黒爺のハーフボイルドな71年

黒爺の食い散らかしの恥 書き捨て

残念な飲み屋

熱燗一合とおつまみ一品で2000円

ひとり呑みが好きなのでふらっと小さな居酒屋に寄ることはある。でも料理9品に飲放題がついて4000円とか3500円など信じられない価格が踊っているクーポン誌に掲載されている店ってどうなのか興味がわいた。そこでとある店のノレンをくぐってみた。奥の座敷からは若者達の嬌声が響き、別の部屋も賑わっているのがわかる。これは飲み屋なので気にもしないがいい時間なのにカウンタにはノーゲストである。ひとしきり料理の提供が済んだのか板さんはカウンターの奥で一服していて、女店員さんはデザートの用意に余念が無い。しばらくしてやっと気がついてくれた。
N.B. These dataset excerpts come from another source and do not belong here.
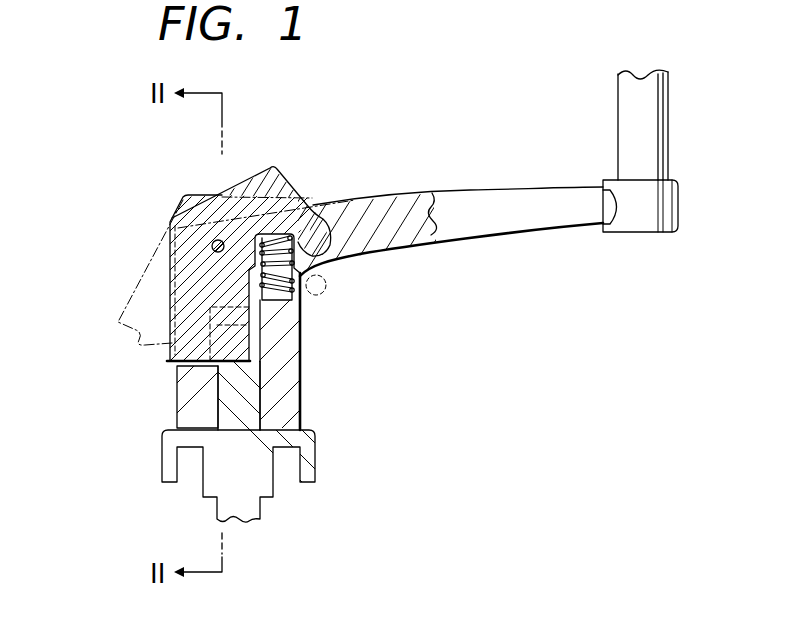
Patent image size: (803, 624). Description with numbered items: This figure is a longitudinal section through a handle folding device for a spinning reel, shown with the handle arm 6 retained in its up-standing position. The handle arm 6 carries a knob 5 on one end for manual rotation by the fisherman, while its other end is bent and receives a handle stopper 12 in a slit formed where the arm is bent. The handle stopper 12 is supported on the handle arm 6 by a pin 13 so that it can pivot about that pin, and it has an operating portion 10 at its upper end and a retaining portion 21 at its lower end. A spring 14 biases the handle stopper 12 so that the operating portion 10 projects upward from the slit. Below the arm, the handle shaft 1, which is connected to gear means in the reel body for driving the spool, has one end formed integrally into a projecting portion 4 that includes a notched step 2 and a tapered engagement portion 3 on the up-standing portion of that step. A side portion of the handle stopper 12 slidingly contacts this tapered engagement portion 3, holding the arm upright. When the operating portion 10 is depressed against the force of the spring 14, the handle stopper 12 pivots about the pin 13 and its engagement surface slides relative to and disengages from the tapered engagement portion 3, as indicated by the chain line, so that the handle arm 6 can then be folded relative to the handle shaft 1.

The handle shaft 1 is at (247, 510).
The notched step 2 is at (247, 371).
The tapered engagement portion 3 is at (258, 343).
The projecting portion 4 is at (240, 403).
The knob 5 is at (665, 138).
The handle arm 6 is at (470, 205).
The operating portion 10 is at (280, 173).
The handle stopper 12 is at (193, 280).
The pin 13 is at (217, 240).
The spring 14 is at (323, 289).
The retaining portion 21 is at (143, 356).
「どちらかのグループ様で?」どうやら宴会に遅れてきたメンバと思われたようだ。「いえ、ひとりです」「え、あぁじゃカウンタでいいですか?」ひとりなんだから他にないだろと、「座敷で」と言ったほうが面白かったかなと内心突っ込んでみる。
「日本酒のこれを」しばらくして「切らしてるそうです」「じゃ、こっちで」「すみません、それも切れているそうです」「じゃ、御前酒で」。
「つまみは、これこれを一人前」しばらくして「すみません、添える煮玉子が無くなったんです」「じゃ、別のを選んだらいいのね」「あのう、玉子抜き出よかったら100円引きでいいと言ってます」だんだんめんどくさくなってきた「じゃ、それでいいです」。
コースを頼むグループには決まった物を出せばよいから、お客のニーズは気にしなくていい。それは予約の時点でクリアーされているからね。少人数のお客にはそうはいかない。まさに接客の技術が必要だ。単なるメッセンジャーではお客はどんどん引いてしまう。呑んでいて楽しくない。この手の店は今回限りだな。